The 1005HA-PU1X-BK, as it is officially known, is small in size, lightweight and gets 10.5 hours of battery life! I considered the 1101HA, which has a larger screen and slightly longer (advertised) battery life. But all the reviews said the processor was anemic (1.33GHz) so I decided to stay away and I’m happy with my decision.

That said, this is a very solid and capable netbook. It is built and designed quite well – it looks nice and feels sturdy and refined. The screen tucks behind the keyboard the way Macs do and the body is sleek and comfortable to hold. The system is very responsive and quick compared to the eeepc 900 – the last netbook I used – especially after upgrading it to 2GB of RAM.

I run Linux Mint most of the time and it is pretty well tailored for the eeepc. The current version (Gloria, based on Ubuntu 9.04 Jaunty Jackalope) installs fairly smoothly but, like with much new hardware, my network drivers weren’t loaded out of the box. That was easy enough to fix with these instructions, though, and the next version (based on Karmic Koala) seems to work with the hardware just fine. There is one issue I ran into with the eeepc tray software where the wireless network would drop out fairly often, but that was solved by adding the following line to my /etc/default/eeepc-acpi.local file:

Overall, I am very satisfied with the laptop and am sure it will make a great companion on my trip. I’ll keep you posted on how it works out – starting September 20th.

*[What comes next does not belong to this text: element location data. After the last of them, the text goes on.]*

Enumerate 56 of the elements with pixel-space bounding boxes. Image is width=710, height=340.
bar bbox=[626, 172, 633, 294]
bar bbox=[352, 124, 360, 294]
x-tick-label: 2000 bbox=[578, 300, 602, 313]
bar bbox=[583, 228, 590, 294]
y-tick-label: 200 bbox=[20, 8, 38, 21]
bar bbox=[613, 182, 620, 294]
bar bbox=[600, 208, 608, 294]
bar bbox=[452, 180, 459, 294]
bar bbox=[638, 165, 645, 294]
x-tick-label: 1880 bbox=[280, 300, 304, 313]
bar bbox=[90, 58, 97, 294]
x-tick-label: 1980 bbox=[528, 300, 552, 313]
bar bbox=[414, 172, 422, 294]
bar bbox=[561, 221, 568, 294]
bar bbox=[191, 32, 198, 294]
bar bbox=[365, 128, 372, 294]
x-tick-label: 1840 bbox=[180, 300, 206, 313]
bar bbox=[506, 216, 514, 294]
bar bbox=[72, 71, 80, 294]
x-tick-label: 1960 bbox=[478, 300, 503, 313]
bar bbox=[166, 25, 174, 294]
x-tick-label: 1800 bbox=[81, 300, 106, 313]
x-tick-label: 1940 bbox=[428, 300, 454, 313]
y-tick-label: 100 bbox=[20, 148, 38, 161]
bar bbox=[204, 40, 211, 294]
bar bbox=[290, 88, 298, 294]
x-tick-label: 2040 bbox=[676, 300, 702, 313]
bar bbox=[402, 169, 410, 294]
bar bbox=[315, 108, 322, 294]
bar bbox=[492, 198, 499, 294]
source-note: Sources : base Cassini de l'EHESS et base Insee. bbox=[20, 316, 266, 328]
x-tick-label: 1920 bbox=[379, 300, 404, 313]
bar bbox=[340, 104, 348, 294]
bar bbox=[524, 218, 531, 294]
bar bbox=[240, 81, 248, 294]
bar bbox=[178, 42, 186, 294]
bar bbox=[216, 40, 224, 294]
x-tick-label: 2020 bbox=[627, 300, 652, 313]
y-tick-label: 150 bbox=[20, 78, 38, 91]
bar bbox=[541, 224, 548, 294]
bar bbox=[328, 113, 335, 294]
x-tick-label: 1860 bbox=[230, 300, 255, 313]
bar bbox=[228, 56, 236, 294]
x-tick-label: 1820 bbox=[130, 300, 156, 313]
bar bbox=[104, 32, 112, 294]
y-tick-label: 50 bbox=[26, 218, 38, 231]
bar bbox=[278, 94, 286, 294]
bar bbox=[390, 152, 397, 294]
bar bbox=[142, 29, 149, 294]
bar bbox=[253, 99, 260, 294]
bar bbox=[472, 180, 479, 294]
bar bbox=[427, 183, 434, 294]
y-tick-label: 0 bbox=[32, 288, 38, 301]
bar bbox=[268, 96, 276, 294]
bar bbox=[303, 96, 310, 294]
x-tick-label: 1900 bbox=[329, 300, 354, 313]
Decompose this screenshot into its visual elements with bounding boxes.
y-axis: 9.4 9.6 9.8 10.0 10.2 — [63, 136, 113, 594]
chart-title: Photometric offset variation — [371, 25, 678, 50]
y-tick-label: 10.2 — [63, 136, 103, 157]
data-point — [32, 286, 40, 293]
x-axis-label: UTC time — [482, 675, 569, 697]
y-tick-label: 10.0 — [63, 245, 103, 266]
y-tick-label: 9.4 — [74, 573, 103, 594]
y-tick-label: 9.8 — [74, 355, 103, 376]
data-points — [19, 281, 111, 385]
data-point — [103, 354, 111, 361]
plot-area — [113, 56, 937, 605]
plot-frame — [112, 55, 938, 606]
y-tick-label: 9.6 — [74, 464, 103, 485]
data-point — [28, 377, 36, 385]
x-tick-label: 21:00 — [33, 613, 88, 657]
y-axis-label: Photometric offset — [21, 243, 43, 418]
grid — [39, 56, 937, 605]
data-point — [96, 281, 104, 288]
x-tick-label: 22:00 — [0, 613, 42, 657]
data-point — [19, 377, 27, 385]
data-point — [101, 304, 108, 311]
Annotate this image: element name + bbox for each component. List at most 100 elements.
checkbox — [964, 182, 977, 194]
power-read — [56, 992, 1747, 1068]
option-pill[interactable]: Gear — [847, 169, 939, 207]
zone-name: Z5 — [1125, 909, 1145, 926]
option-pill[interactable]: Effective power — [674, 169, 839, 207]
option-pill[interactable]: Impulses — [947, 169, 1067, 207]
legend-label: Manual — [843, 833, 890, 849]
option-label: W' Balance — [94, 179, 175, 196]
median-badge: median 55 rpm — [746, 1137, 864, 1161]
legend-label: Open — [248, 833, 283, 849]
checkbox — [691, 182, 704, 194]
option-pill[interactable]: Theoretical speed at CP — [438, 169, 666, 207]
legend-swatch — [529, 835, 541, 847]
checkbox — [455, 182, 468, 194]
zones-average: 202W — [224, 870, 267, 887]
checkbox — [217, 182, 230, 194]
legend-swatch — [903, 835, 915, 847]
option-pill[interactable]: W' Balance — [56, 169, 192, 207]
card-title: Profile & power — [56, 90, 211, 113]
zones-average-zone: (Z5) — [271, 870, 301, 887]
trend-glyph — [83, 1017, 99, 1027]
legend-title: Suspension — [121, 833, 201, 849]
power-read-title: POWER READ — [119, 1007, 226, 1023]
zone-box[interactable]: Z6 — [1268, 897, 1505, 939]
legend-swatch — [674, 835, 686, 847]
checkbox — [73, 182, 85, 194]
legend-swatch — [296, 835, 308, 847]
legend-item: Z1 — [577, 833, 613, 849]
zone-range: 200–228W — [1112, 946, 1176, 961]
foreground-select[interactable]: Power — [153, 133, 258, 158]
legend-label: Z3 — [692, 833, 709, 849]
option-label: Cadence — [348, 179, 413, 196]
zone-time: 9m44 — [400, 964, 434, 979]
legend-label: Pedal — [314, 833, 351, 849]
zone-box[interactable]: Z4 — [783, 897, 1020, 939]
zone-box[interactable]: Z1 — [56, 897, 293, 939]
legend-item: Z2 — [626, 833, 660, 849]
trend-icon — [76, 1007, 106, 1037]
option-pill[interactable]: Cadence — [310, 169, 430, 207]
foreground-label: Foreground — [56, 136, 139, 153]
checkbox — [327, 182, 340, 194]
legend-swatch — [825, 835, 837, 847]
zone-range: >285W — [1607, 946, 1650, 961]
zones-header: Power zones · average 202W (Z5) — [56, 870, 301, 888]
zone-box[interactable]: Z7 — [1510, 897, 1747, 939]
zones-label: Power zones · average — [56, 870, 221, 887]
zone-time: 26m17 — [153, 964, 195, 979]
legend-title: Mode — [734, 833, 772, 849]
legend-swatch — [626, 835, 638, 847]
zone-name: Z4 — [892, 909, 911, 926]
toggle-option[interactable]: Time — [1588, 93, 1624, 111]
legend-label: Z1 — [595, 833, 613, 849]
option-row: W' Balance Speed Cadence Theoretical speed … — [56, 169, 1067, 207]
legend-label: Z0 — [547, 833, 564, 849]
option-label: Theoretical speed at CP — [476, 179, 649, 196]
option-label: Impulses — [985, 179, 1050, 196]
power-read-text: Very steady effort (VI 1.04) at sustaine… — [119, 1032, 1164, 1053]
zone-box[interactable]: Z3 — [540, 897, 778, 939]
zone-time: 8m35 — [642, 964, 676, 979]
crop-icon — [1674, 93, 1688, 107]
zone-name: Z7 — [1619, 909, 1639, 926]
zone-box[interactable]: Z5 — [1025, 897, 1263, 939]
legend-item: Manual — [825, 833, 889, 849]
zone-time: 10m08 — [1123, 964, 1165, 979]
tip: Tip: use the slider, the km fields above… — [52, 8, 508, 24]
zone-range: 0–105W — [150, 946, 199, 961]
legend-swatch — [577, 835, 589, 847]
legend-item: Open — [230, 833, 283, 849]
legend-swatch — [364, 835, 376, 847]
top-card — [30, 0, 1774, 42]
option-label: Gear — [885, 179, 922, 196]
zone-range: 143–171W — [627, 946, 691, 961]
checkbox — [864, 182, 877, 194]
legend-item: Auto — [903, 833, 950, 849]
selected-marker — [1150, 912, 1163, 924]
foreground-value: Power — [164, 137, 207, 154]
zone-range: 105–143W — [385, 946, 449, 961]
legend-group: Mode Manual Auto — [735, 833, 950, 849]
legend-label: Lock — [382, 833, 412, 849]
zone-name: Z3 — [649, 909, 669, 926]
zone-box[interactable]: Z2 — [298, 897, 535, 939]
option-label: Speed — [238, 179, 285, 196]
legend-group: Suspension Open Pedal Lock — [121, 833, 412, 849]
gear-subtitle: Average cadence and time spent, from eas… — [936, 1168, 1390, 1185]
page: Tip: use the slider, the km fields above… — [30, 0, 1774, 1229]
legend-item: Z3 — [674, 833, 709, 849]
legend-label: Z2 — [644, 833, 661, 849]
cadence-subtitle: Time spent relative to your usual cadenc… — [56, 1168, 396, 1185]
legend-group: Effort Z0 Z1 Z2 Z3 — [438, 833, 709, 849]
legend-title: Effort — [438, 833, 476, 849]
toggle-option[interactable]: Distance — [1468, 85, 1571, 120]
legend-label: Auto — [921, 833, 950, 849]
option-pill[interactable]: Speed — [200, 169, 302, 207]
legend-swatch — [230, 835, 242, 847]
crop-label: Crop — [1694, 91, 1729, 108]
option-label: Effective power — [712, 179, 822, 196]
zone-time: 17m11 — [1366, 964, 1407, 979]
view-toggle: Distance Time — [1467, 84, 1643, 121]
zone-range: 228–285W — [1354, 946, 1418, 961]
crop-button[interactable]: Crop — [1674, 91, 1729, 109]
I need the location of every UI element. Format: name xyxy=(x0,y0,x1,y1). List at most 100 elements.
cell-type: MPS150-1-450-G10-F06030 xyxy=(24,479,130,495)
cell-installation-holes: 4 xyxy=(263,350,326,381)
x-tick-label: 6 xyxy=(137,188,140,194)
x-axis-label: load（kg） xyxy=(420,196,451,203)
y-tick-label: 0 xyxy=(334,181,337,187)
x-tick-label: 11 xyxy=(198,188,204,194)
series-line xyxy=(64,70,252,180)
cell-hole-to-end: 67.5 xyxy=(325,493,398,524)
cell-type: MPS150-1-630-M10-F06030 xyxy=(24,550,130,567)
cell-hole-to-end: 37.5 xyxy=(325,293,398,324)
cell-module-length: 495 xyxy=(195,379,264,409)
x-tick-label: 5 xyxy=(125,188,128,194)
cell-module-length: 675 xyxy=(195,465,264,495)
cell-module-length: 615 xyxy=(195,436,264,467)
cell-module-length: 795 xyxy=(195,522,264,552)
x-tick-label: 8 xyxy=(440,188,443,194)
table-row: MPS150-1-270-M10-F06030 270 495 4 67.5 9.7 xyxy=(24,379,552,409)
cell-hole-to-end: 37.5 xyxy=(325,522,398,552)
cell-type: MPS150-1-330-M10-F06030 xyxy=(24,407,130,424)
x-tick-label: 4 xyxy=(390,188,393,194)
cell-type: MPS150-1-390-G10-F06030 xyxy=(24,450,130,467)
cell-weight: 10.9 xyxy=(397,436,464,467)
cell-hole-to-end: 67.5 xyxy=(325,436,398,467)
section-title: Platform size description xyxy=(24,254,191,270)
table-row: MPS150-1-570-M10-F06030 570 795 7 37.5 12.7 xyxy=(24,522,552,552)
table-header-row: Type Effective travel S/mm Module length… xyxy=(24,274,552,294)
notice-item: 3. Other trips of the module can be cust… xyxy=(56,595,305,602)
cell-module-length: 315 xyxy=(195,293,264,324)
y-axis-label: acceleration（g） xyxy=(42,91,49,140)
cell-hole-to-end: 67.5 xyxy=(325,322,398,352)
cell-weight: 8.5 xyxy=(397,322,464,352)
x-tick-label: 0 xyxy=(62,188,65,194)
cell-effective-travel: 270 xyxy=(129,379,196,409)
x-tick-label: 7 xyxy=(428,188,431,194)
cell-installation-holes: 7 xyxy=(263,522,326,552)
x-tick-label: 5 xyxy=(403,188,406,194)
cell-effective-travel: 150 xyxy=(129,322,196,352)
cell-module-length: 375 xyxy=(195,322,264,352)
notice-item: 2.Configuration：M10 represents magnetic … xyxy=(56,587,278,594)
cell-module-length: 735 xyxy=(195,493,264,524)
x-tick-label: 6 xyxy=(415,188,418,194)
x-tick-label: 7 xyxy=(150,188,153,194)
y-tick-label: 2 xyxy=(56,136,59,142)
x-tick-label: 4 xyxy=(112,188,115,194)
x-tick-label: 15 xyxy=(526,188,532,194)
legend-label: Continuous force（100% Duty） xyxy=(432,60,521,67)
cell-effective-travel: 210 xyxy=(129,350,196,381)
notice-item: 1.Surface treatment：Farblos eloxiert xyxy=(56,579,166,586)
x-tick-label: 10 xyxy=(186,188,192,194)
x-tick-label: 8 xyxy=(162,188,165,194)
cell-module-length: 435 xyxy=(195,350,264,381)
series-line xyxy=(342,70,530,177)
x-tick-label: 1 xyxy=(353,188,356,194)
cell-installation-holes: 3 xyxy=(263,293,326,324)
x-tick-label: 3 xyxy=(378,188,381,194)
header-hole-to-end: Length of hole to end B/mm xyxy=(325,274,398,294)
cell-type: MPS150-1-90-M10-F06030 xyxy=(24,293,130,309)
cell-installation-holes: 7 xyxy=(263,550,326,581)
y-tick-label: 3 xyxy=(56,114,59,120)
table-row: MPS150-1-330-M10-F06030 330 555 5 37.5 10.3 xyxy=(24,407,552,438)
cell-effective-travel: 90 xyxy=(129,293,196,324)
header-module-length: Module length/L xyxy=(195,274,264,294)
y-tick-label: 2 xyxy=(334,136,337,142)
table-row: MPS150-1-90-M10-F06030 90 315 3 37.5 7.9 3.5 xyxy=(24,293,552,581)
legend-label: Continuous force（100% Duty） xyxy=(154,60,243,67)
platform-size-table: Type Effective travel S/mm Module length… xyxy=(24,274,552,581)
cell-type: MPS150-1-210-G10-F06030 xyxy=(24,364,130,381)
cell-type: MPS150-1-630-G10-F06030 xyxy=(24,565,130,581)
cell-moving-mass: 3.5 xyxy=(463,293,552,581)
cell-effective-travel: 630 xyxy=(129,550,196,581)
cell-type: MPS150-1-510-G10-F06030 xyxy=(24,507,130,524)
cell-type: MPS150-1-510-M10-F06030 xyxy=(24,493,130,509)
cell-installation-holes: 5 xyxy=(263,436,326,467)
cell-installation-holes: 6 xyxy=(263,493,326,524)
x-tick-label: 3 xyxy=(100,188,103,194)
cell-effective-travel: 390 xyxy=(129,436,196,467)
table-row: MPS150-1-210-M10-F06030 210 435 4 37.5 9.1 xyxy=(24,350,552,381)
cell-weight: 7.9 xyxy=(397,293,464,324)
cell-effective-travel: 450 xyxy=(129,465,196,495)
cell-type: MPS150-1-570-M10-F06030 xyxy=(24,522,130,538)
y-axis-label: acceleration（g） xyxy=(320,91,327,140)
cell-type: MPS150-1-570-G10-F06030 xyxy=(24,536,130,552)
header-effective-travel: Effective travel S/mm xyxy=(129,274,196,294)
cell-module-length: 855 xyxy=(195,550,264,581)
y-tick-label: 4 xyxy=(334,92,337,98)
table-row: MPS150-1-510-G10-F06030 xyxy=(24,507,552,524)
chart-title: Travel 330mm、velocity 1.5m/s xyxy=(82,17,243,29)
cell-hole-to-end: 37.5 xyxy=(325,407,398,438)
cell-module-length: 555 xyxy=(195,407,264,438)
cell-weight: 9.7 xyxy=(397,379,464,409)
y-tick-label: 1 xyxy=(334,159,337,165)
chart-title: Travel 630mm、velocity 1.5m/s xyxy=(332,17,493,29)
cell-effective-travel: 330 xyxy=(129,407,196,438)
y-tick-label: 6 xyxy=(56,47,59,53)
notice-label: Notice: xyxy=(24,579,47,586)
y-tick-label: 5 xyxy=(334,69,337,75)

Here’s how the 1005HA stacks up against other netbooks:
Pros – powerful, long battery, sturdy and polished construction
Cons – hard-to-use trackpad

A note on netbooks
The size of all netbooks, however, has its disadvantages. The 1005HA is best-of-breed in many aspects, though there are inherent weaknesses in this breed. The screen size, though standard to large by netbook standards, is difficult to get used to. I can only see a few lines at a time and some interactive interfaces are too big to fit the 1024×600 screen. A higher resolution would have been MUCH appreciated. The keyboard and trackpad (again, standard to large by netbook standards) are also smaller than I prefer. I’ve got big hands and they are quite squished in the small space. It’s not very comfortable to type for long periods of time. And the processor, fastest available in its class at 1.66GHz, can be a bit sluggish. I can stream TED videos, for example, but sometimes it gets jumpy.